Les Chagos avant 1965
Situées au sud des Maldives, les Chagos sont découvertes par les Portugais au 16ème siècle mais restent inhabitées jusqu’à leur colonisation par la France au 18ème siècle. Des esclaves africains y sont alors amenés pour cultiver la noix de coco et le coprah. Les Chagos sont cédées en 1814 au Royaume-Uni, qui les rattache en 1903 à la colonie de Maurice. Après l’abolition de l’esclavage en 1834, des travailleurs indiens arrivent dans l’archipel et se mêlent aux premiers habitants. Seules trois des 55 îles Chagos sont habitées : l’île principale Diego Garcia, Salomon et Peros Banhos.

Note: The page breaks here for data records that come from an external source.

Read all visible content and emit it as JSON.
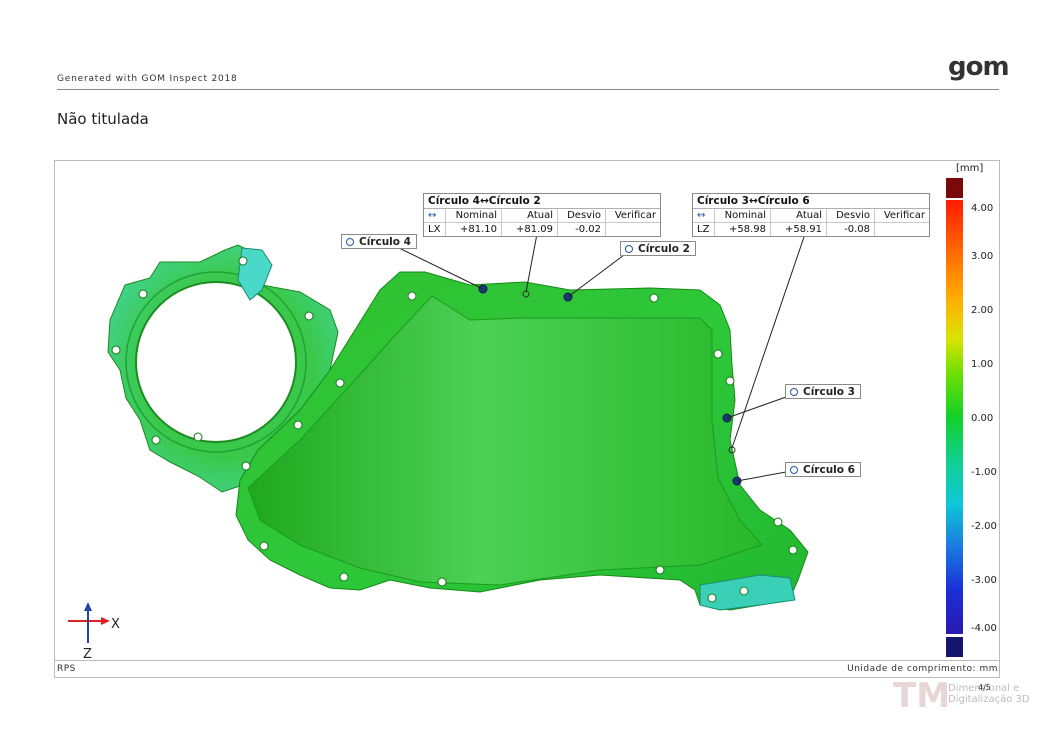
{
  "header": {
    "generated_text": "Generated with GOM Inspect 2018",
    "logo_text": "gom",
    "page_title": "Não titulada"
  },
  "footer": {
    "left_label": "RPS",
    "right_label": "Unidade de comprimento: mm",
    "page_number": "4/5"
  },
  "table_c4_c2": {
    "title": "Círculo 4↔Círculo 2",
    "headers": [
      "↔",
      "Nominal",
      "Atual",
      "Desvio",
      "Verificar"
    ],
    "row": [
      "LX",
      "+81.10",
      "+81.09",
      "-0.02",
      ""
    ]
  },
  "table_c3_c6": {
    "title": "Círculo 3↔Círculo 6",
    "headers": [
      "↔",
      "Nominal",
      "Atual",
      "Desvio",
      "Verificar"
    ],
    "row": [
      "LZ",
      "+58.98",
      "+58.91",
      "-0.08",
      ""
    ]
  },
  "labels": {
    "c4": "Círculo 4",
    "c2": "Círculo 2",
    "c3": "Círculo 3",
    "c6": "Círculo 6"
  },
  "scale": {
    "unit": "[mm]",
    "ticks": [
      "4.00",
      "3.00",
      "2.00",
      "1.00",
      "0.00",
      "-1.00",
      "-2.00",
      "-3.00",
      "-4.00"
    ],
    "colors": {
      "max": "#7a0a0a",
      "min": "#14166e",
      "nominal": "#12d02a"
    }
  },
  "axes": {
    "x": "X",
    "z": "Z"
  },
  "watermark": {
    "line1": "Dimensional e",
    "line2": "Digitalização 3D"
  }
}
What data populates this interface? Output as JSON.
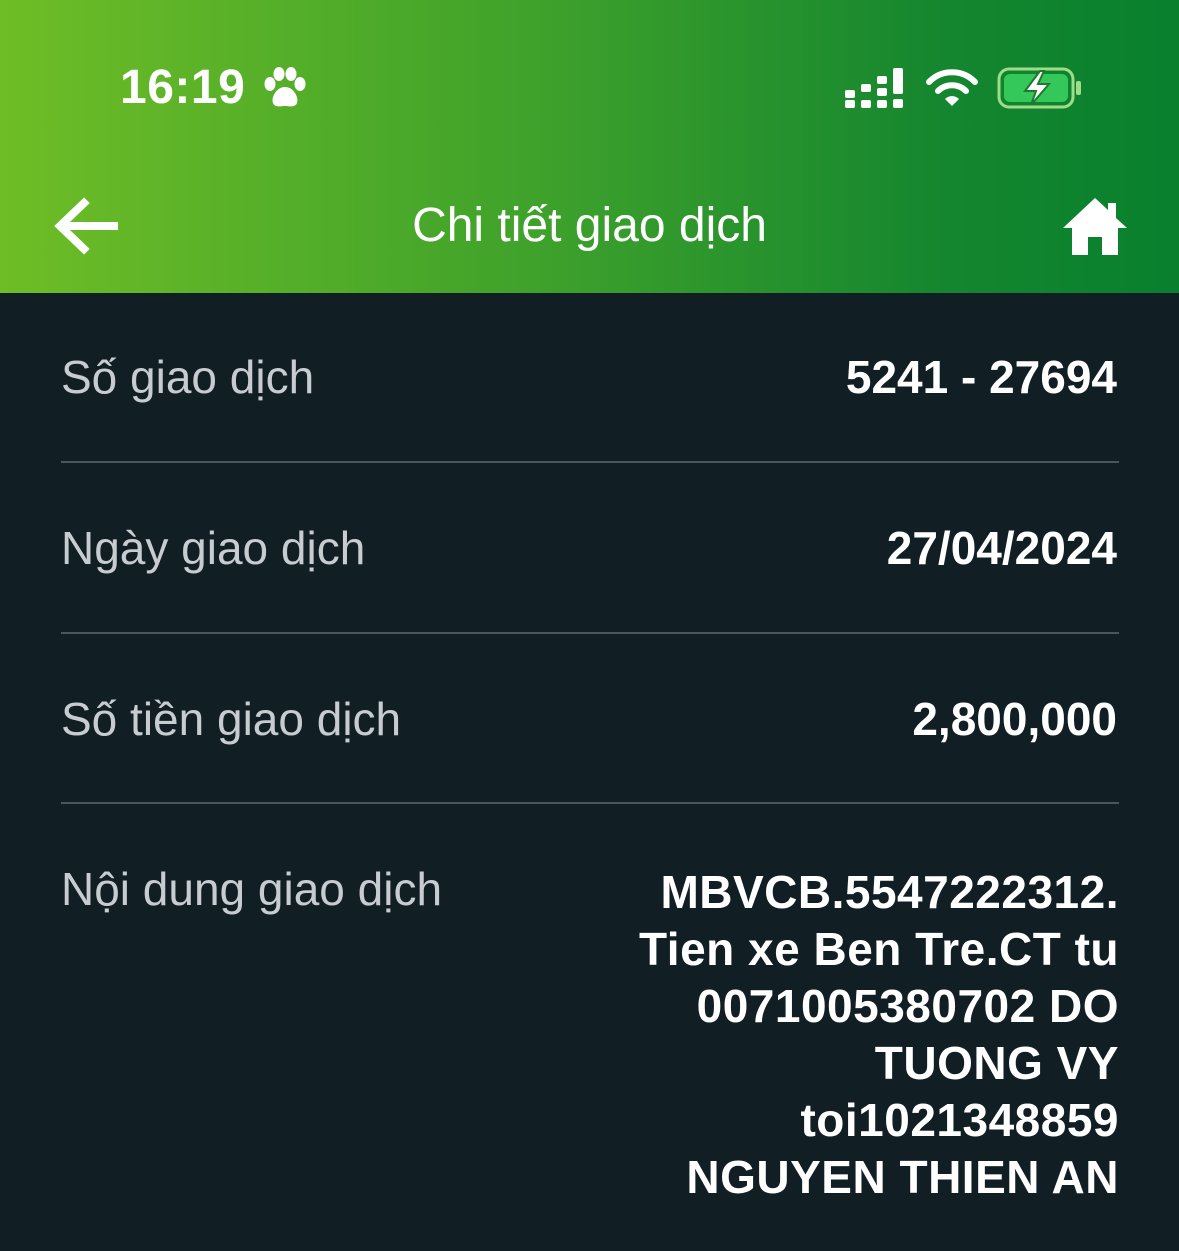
{
  "status_bar": {
    "time": "16:19"
  },
  "header": {
    "title": "Chi tiết giao dịch"
  },
  "details": {
    "transaction_number": {
      "label": "Số giao dịch",
      "value": "5241 - 27694"
    },
    "transaction_date": {
      "label": "Ngày giao dịch",
      "value": "27/04/2024"
    },
    "transaction_amount": {
      "label": "Số tiền giao dịch",
      "value": "2,800,000"
    },
    "transaction_content": {
      "label": "Nội dung giao dịch",
      "lines": [
        "MBVCB.5547222312.",
        "Tien xe Ben Tre.CT tu",
        "0071005380702 DO",
        "TUONG VY",
        "toi1021348859",
        "NGUYEN THIEN AN"
      ]
    }
  },
  "icons": {
    "status": [
      "paw-icon",
      "signal-icon",
      "wifi-icon",
      "battery-charging-icon"
    ],
    "navigation": [
      "back-arrow-icon",
      "home-icon"
    ]
  },
  "colors": {
    "header_gradient_start": "#6ebd26",
    "header_gradient_end": "#08802d",
    "background": "#111e24",
    "label_text": "#c6ccd0",
    "value_text": "#ffffff",
    "divider": "#4a555c",
    "battery_fill": "#34c759"
  }
}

L’expulsion des Chagossiens
En 1965, Londres achète les Chagos pour trois millions de livres aux institutions semi-autonomes de Maurice et les transforme en nouvelle entité : le British Indian Ocean Territory. L’archipel restera ainsi sous contrôle britannique après l’indépendance de l’île Maurice trois ans plus tard. En 1966, le Royaume-Uni signe un bail de 50 ans avec les États-Unis les autorisant à utiliser Diego Garcia à des fins militaires.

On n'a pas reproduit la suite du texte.